That's the message from the American Academy of Pediatrics this summer. The group confirms that riding without a bike helmet significantly increases the risk of head injuries if a bicyclist crashes, and crashes can be serious even when just riding around the neighborhood.
Emergency room doctor Mike Gittleman, co-coordinator of the Comprehensive Children's Injury Center at Cincinnati's Children's Hospital Medical Center, says wearing a helmet can reduce head-injury chances by 85 percent - injuries that can run the gamut.
"Sometimes you just see some abrasions, but they can also be more serious, where you can have skull fractures, you can have intracranial bleeding, and it can even cause death."
Twenty-one states have bicycle helmet laws. Texas isn't one of them, although several cities have enacted ordinances, most of which are aimed at protecting youth riders..
More than 600 people on bicycles were killed in collisions with motor vehicles across the nation in 2010, according to the Insurance Institute for Highway Safety, and at least 70 percent were not wearing helmets.
Just as you get your bicycle checked on a yearly basis, he says, it's important to make sure your helmet still fits correctly, which is particularly important with children as they grow. Last year's helmet may need adjusting or replacing, he says, adding that there also is an economic rationale for bike-helmet use.
"The usage alone will not only save lives and injury, but it also saves health-care dollars.

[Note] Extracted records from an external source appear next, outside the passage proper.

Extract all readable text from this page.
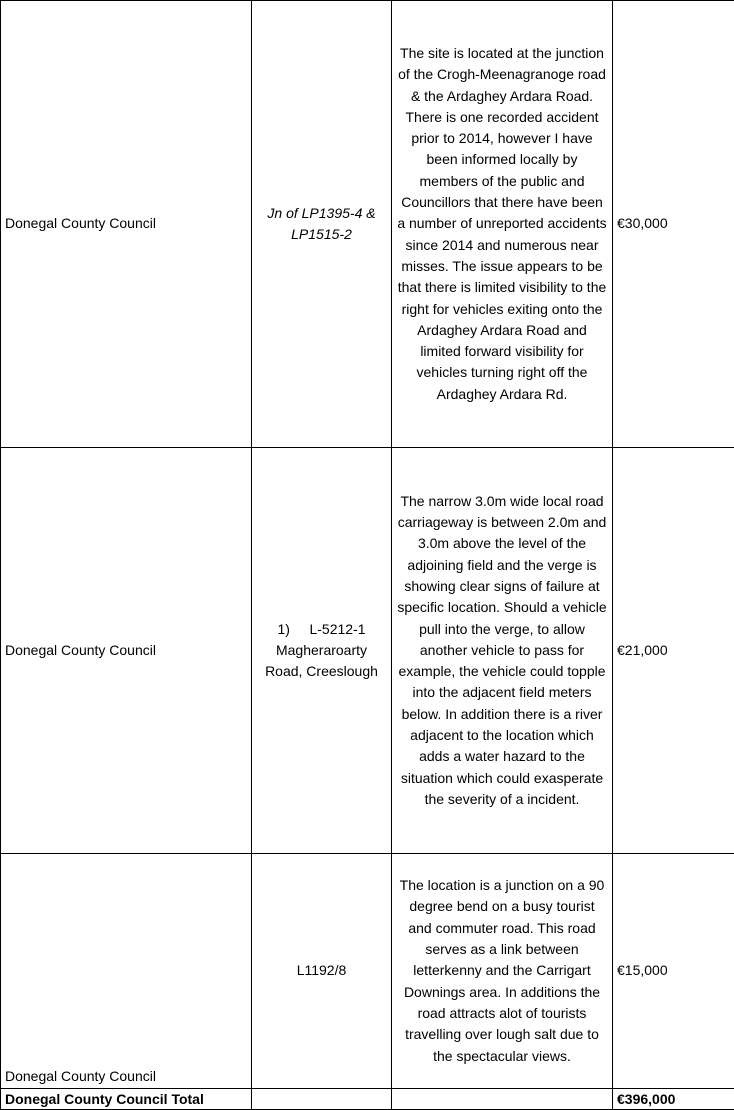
Donegal County Council	Jn of LP1395-4 & LP1515-2	The site is located at the junction of the Crogh-Meenagranoge road & the Ardaghey Ardara Road. There is one recorded accident prior to 2014, however I have been informed locally by members of the public and Councillors that there have been a number of unreported accidents since 2014 and numerous near misses. The issue appears to be that there is limited visibility to the right for vehicles exiting onto the Ardaghey Ardara Road and limited forward visibility for vehicles turning right off the Ardaghey Ardara Rd.	€30,000
Donegal County Council	1) L-5212-1 Magheraroarty Road, Creeslough	The narrow 3.0m wide local road carriageway is between 2.0m and 3.0m above the level of the adjoining field and the verge is showing clear signs of failure at specific location. Should a vehicle pull into the verge, to allow another vehicle to pass for example, the vehicle could topple into the adjacent field meters below. In addition there is a river adjacent to the location which adds a water hazard to the situation which could exasperate the severity of a incident.	€21,000
Donegal County Council	L1192/8	The location is a junction on a 90 degree bend on a busy tourist and commuter road. This road serves as a link between letterkenny and the Carrigart Downings area. In additions the road attracts alot of tourists travelling over lough salt due to the spectacular views.	€15,000
Donegal County Council Total			€396,000
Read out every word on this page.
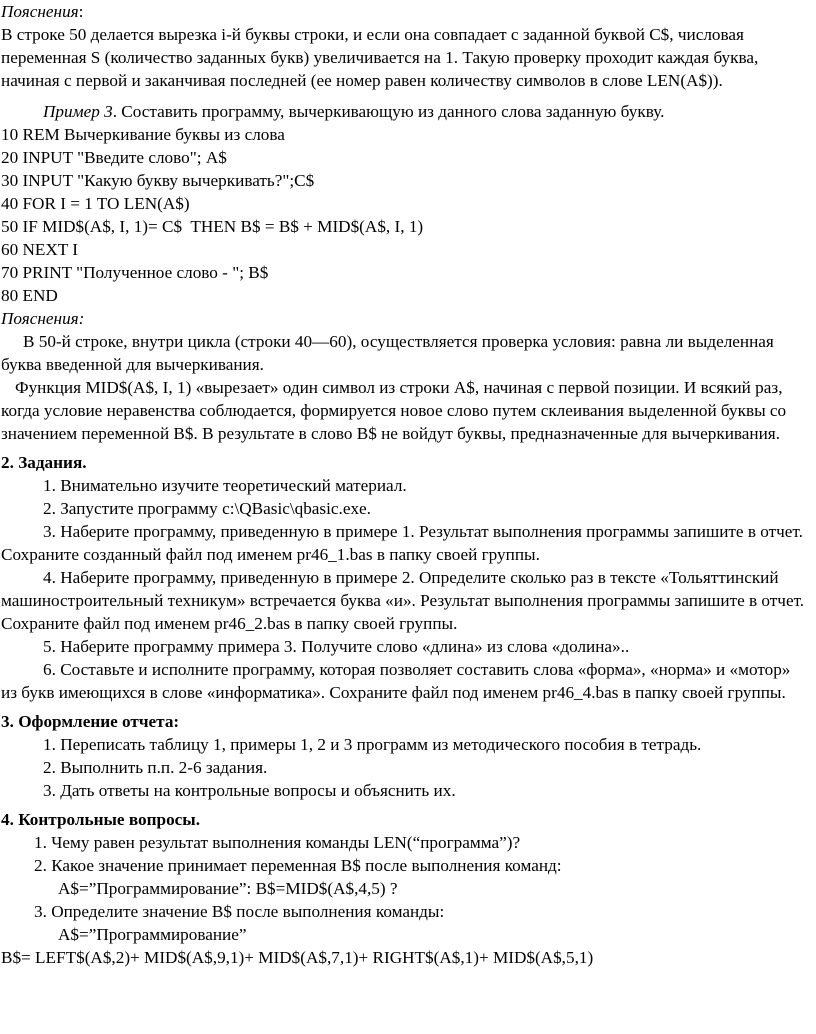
Пояснения:

В строке 50 делается вырезка i-й буквы строки, и если она совпадает с заданной буквой C$, числовая переменная S (количество заданных букв) увеличивается на 1. Такую проверку проходит каждая буква, начиная с первой и заканчивая последней (ее номер равен количеству символов в слове LEN(A$)).

Пример 3. Составить программу, вычеркивающую из данного слова заданную букву.

10 REM Вычеркивание буквы из слова

20 INPUT "Введите слово"; A$

30 INPUT "Какую букву вычеркивать?";C$

40 FOR I = 1 TO LEN(A$)

50 IF MID$(A$, I, 1)= C$  THEN B$ = B$ + MID$(A$, I, 1)

60 NEXT I

70 PRINT "Полученное слово - "; B$

80 END

Пояснения:

В 50-й строке, внутри цикла (строки 40—60), осуществляется проверка условия: равна ли выделенная буква введенной для вычеркивания.

Функция MID$(A$, I, 1) «вырезает» один символ из строки A$, начиная с первой позиции. И всякий раз, когда условие неравенства соблюдается, формируется новое слово путем склеивания выделенной буквы со значением переменной B$. В результате в слово B$ не войдут буквы, предназначенные для вычеркивания.

2. Задания.

1. Внимательно изучите теоретический материал.

2. Запустите программу c:\QBasic\qbasic.exe.

3. Наберите программу, приведенную в примере 1. Результат выполнения программы запишите в отчет. Сохраните созданный файл под именем pr46_1.bas в папку своей группы.

4. Наберите программу, приведенную в примере 2. Определите сколько раз в тексте «Тольяттинский машиностроительный техникум» встречается буква «и». Результат выполнения программы запишите в отчет. Сохраните файл под именем pr46_2.bas в папку своей группы.

5. Наберите программу примера 3. Получите слово «длина» из слова «долина»..

6. Составьте и исполните программу, которая позволяет составить слова «форма», «норма» и «мотор» из букв имеющихся в слове «информатика». Сохраните файл под именем pr46_4.bas в папку своей группы.

3. Оформление отчета:

1. Переписать таблицу 1, примеры 1, 2 и 3 программ из методического пособия в тетрадь.

2. Выполнить п.п. 2-6 задания.

3. Дать ответы на контрольные вопросы и объяснить их.

4. Контрольные вопросы.

1. Чему равен результат выполнения команды LEN(“программа”)?

2. Какое значение принимает переменная B$ после выполнения команд:

A$=”Программирование”: B$=MID$(A$,4,5) ?

3. Определите значение B$ после выполнения команды:

A$=”Программирование”

B$= LEFT$(A$,2)+ MID$(A$,9,1)+ MID$(A$,7,1)+ RIGHT$(A$,1)+ MID$(A$,5,1)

The expense on these injuries is great, and if we can prevent them on the forefront, it would be saving health-care dollars as well."
With the exception of motor vehicles, Gittleman says, bikes are linked to more childhood injuries than any other consumer product - including trampolines, ladders and swimming pools.
Helmet laws by state are listed online at iihs.org/laws, cycling fatality statistics are at iihs.org/research/fatality.aspx and AAP recommendations are at healthychildren.org.